Two months ago, TERENA Networking Conference 2012 took place in Reykjavik, Iceland. DANA team has been there presenting achievements in the projects we are involved, contacting NREN’s and industry key people and attending very interesting workshops and lectures.
DANA presence could be noticed in both a project booth and a couple of presentation slots we where allocated. One of them was performed jointly with GEANT.
While next posts may go deeper in other events, this post is focused on the OpenNaaS demonstration at TNC, outlining OpenNaaS key features and evaluating the overall experience of OpenNaaS being presented in this year’s TNC.
OpenNaaS, as introduced in a previous blog post, is an open-source tool creating a NaaS reusable stack for on-demand, commonly user-triggered, provisioning of network resources. Born from Mantychore FP7 project, it is being developed in the OpenNaaS community.

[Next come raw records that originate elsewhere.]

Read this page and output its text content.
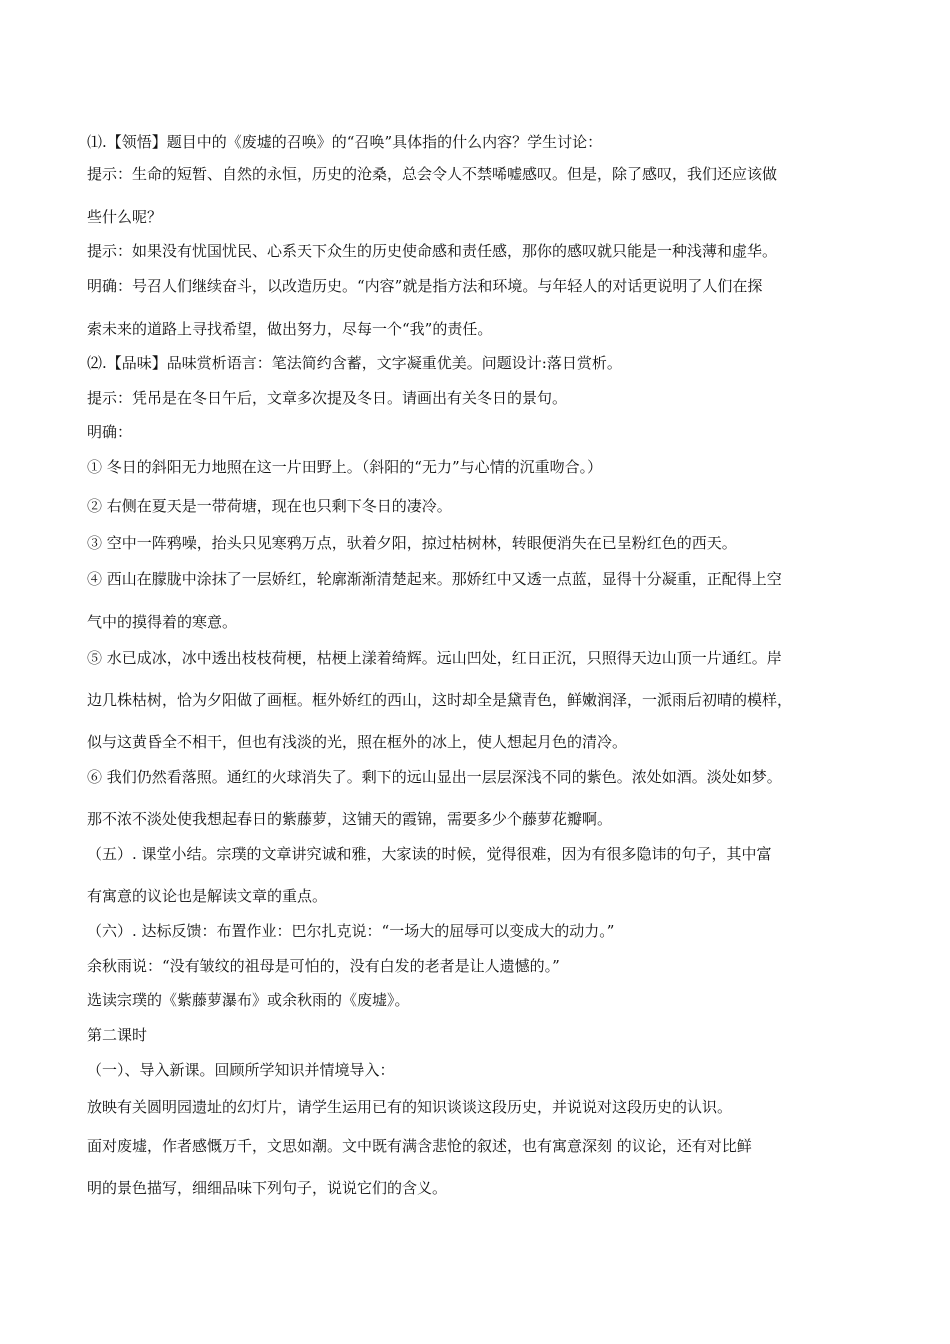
⑴.【领悟】题目中的《废墟的召唤》的“召唤”具体指的什么内容？学生讨论：
提示：生命的短暂、自然的永恒，历史的沧桑，总会令人不禁唏嘘感叹。但是，除了感叹，我们还应该做
些什么呢？
提示：如果没有忧国忧民、心系天下众生的历史使命感和责任感，那你的感叹就只能是一种浅薄和虚华。
明确：号召人们继续奋斗，以改造历史。“内容”就是指方法和环境。与年轻人的对话更说明了人们在探
索未来的道路上寻找希望，做出努力，尽每一个“我”的责任。
⑵.【品味】品味赏析语言：笔法简约含蓄，文字凝重优美。问题设计:落日赏析。
提示：凭吊是在冬日午后，文章多次提及冬日。请画出有关冬日的景句。
明确：
① 冬日的斜阳无力地照在这一片田野上。（斜阳的“无力”与心情的沉重吻合。）
② 右侧在夏天是一带荷塘，现在也只剩下冬日的凄冷。
③ 空中一阵鸦噪，抬头只见寒鸦万点，驮着夕阳，掠过枯树林，转眼便消失在已呈粉红色的西天。
④ 西山在朦胧中涂抹了一层娇红，轮廓渐渐清楚起来。那娇红中又透一点蓝，显得十分凝重，正配得上空
气中的摸得着的寒意。
⑤ 水已成冰，冰中透出枝枝荷梗，枯梗上漾着绮辉。远山凹处，红日正沉，只照得天边山顶一片通红。岸
边几株枯树，恰为夕阳做了画框。框外娇红的西山，这时却全是黛青色，鲜嫩润泽，一派雨后初晴的模样，
似与这黄昏全不相干，但也有浅淡的光，照在框外的冰上，使人想起月色的清冷。
⑥ 我们仍然看落照。通红的火球消失了。剩下的远山显出一层层深浅不同的紫色。浓处如酒。淡处如梦。
那不浓不淡处使我想起春日的紫藤萝，这铺天的霞锦，需要多少个藤萝花瓣啊。
（五）. 课堂小结。宗璞的文章讲究诚和雅，大家读的时候，觉得很难，因为有很多隐讳的句子，其中富
有寓意的议论也是解读文章的重点。
（六）. 达标反馈：布置作业：巴尔扎克说：“一场大的屈辱可以变成大的动力。”
余秋雨说：“没有皱纹的祖母是可怕的，没有白发的老者是让人遗憾的。”
选读宗璞的《紫藤萝瀑布》或余秋雨的《废墟》。
第二课时
（一）、导入新课。回顾所学知识并情境导入：
放映有关圆明园遗址的幻灯片，请学生运用已有的知识谈谈这段历史，并说说对这段历史的认识。
面对废墟，作者感慨万千，文思如潮。文中既有满含悲怆的叙述，也有寓意深刻 的议论，还有对比鲜
明的景色描写，细细品味下列句子，说说它们的含义。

As already mentioned, OpenNaaS has been presented in TNC 2012. Concretely, it has been demonstrated in a private workshop and during one of GEANT‘s demo slots, following an invitation to show-cast AutoBAHN based applications. It has also been demonstrated live to interested individuals arriving at the booth Mantychore consortium had at the conference. This has been a good opportunity to explain OpenNaaS with more detail as well as establish contact and share visions with NREN’s community and industry key people.
The demo itself was conducted by Pau Minoves (i2CAT) and Dave Wilson (HEAnet) and consisted in using OpenNaaS to create a functional IP network (using the NaaS paradigm) on top of the testbed deployed in Mantychore FP7 project.
This testbed, summarized above, consists of:
- 3 routers in different locations. All of them connected to internet, connected to AutoBAHN managed ports but not directly connected to each others:
- myre: Juniper MX240 running JUNOS 11.2R1.10 and located in HEAnet GD5 (Dublin)
- gsn-cpe1: Juniper MX80 running JUNOS 11.2R3.3 and located in HEAnet Parkwest
- uni-c: Juniper MX80 running JUNOS and located in UNI-C (Copenhagen)
- an AutoBAHN Inter Domain Manager (HEAnet IDM),
- a server running OpenNaaS v0.10 and,
- for demonstration purposes only, a web cam connected to one of the routers and zanzil server hosting a webpage with an animation.
- On first step, resources are registered into OpenNaaS using a resource descriptor, together with a protocol context. Resource descriptor is used to describe a resource, assigning it a known type and a name, and also to specify which capabilities OpenNaaS should load for it. On the other hand, protocol context is used for communicating with the real resource. This step loads resource information into OpenNaaS, populating each resource model.
- Then, sub-interfaces are created and configured in routers by specifying a VLAN id in each. This is done by calling router’s chassis capability, the one responsible of interface/sub-interface management.
- On third step, a logical router is created in each router, and created sub-interfaces are transferred to them. For the demo scenario, only a single logical router is given internet access, the rest will be accessible through this one.
- After that, a network is created and logical routers are added to it. This network is treated as another resource in OpenNaaS. What’s the benefit? Control of this resource may be transferred to final users, who can then interact with it’s capabilities.
- An IP address scheme is used to add IP addresses to interfaces in this network. At this point, interfaces are well configured, but there is no physical connectivity between logical routers.
- In order to provide physical connectivity, AutoBAHN BoD service is invoked. OpenNaaS requests a connection between required autobahn managed interfaces and waits for Autobahn resolution.
- Once each router in the network can reach the others, it’s time to activate OSPF in the network so routing tables are populated and routes established. OSPF is launched using OSPF capability in the network, using the network as a single resource. At it’s time, network OSPF capability will look for OSPF capability in it’s components (logical routers) and invoke their methods.
- Finally, a GRE tunnel is established in order for other equipment to join the network. GRE tunnel is established between a logical router (using OpenNaaS to configure it), and zanzil server (manually configured).
In order to demonstrate successful configuration of the scenario, anyone could visit the web cam and an http server in zanzil, located at the other side of the GRE tunnel, as the setup was done with public addressing.
We are proud of having all these features ready for TNC and being able to show them in live demonstrations. We are also happy for the audience response. In fact, we are gladly surprised for the good assistance in OpenNaaS presentation workshop as well as for the feedback we received in it. Presentations at the booth gave us, also, a good opportunity to explain OpenNaaS with further detail and to establish contact and share visions with NREN‘s community and industry key people. We expect OpenNaaS to take advantage from these contacts and evolve taking into account envisioned business needs and received feedback. Thanks everyone for participating!
Finally, I’d like also to thank all the people making it possible. It’s been really a hard work to develop, deploy and coordinate all efforts to arrive here, and we made it. We’re now going further. So, many thanks and cheers!!